Two were arrested after an Inverness-registered ship collided with a Danish boat
Crew members on board a British-bound cargo ship involved in a fatal collision tested positive for drugs and alcohol, the vessel’s owner confirmed.
Two people were arrested after an Inverness-registered ship called Scot Carrier collided with Danish boat Karin Hoej in the Baltic Sea off the Swedish coast.
Scotline Marine Holdings Limited, the owner of Scot Carrier, confirmed two of the crew members on board were over the limit when undertaking a drugs and alcohol test.
A distress call was made at about 3.30am local time (02:30 GMT) on Monday after the boats crashed at sea.
Swedish authorities carried out a major search involving a helicopter and ships and found one body aboard the smaller Danish boat, which capsized in the collision.
One of Karin Hoej’s crew remains missing at sea.
The Swedish Prosecution Service (SPS) said two people, a British and a Croatian citizen, have been arrested on potential charges of causing the death of another person, gross negligence in maritime traffic and “gross sea drunkenness”.

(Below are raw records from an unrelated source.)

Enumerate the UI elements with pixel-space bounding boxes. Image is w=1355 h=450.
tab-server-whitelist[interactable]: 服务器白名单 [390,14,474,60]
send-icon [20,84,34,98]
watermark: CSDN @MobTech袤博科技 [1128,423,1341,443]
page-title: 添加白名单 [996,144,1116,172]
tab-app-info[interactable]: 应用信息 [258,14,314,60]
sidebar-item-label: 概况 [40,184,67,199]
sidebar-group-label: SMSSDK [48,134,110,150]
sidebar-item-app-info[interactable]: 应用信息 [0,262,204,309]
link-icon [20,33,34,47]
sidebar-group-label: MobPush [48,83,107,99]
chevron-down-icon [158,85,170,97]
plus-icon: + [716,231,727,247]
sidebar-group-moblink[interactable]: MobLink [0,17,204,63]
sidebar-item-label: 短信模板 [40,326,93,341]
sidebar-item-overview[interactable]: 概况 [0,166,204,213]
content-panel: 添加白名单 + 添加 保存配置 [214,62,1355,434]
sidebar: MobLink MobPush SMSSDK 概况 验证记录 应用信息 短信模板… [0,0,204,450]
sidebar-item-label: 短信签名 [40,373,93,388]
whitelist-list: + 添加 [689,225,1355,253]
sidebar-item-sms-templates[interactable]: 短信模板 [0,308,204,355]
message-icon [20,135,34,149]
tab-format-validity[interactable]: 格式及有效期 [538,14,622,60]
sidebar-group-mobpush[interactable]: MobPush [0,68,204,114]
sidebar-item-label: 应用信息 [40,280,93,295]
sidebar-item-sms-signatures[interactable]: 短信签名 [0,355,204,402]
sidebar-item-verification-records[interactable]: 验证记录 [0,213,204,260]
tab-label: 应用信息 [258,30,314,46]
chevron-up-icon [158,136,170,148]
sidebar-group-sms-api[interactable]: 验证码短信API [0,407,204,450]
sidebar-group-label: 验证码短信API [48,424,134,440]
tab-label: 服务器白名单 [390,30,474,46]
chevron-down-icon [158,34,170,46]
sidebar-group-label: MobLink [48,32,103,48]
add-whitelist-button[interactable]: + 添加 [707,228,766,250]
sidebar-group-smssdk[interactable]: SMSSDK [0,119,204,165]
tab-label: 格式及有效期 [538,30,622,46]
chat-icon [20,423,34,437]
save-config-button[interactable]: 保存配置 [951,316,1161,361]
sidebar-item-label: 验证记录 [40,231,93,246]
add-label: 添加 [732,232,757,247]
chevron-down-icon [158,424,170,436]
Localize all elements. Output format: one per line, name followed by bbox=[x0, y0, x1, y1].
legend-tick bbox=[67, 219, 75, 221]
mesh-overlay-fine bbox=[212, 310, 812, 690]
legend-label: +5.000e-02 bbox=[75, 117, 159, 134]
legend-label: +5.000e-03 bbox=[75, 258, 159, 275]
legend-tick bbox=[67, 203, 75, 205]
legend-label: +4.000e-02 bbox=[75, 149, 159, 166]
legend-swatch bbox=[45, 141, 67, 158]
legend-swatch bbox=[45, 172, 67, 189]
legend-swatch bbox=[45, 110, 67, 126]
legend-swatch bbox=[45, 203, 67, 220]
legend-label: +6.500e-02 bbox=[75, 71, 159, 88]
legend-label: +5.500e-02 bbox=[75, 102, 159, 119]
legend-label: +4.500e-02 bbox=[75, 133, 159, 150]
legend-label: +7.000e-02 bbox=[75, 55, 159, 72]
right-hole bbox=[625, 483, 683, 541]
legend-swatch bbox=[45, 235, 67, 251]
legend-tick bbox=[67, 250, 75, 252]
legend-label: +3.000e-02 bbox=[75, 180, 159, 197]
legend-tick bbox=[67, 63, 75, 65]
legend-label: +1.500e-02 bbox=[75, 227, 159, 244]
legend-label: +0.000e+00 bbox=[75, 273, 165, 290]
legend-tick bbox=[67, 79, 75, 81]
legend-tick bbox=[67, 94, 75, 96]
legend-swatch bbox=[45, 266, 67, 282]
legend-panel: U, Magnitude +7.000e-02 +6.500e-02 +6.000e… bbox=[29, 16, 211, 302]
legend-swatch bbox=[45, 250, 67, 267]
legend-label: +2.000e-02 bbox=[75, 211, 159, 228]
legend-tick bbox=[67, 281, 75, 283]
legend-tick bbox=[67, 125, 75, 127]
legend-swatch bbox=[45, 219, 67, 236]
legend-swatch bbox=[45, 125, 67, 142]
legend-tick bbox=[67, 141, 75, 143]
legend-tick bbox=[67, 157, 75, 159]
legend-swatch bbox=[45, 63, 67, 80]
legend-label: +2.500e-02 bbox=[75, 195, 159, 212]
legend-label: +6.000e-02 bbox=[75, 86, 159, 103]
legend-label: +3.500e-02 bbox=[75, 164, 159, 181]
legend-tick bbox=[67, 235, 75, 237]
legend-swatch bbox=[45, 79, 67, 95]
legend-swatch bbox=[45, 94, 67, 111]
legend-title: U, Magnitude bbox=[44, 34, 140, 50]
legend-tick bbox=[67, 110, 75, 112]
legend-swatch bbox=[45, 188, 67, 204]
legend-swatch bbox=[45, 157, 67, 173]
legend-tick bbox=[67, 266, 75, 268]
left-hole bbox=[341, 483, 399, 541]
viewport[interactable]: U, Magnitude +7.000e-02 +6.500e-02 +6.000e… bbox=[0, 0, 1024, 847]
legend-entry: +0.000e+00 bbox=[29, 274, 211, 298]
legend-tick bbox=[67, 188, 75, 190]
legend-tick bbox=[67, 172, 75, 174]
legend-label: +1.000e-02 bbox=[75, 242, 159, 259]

A spokesperson for Scotline Marine Holdings Limited said: “In line with standard procedures, all crew members of the Scot Carrier were tested for drugs and alcohol with two crew members exceeding the legal limit.
“Scot Marine Holdings confirm that they have a strict drug and alcohol policy in place and have a zero-tolerance for any breaches that occur.”
The spokesperson said the company’s owners and managers offer “their heartfelt thoughts” to the families of the deceased and the crew member who remains lost at sea.
The SPS confirmed the cause of the collision is unclear, and prosecutors are in the early stages of their investigation into what happened.
Earlier today, a spokesman for SMA told the BBC that screams had been heard from the water after the collision.
“It is very cold and dark,” Jonas Franzen said. “The water is about 4C (39F) and the air is about 5C (41F).”
According to the website MarineTraffic, Scot Carrier was travelling from Salacgriva in Latvia to Montrose in Scotland, while the Karin Hoej had left Sodertalje in Sweden for Nykoebing Falster in Denmark.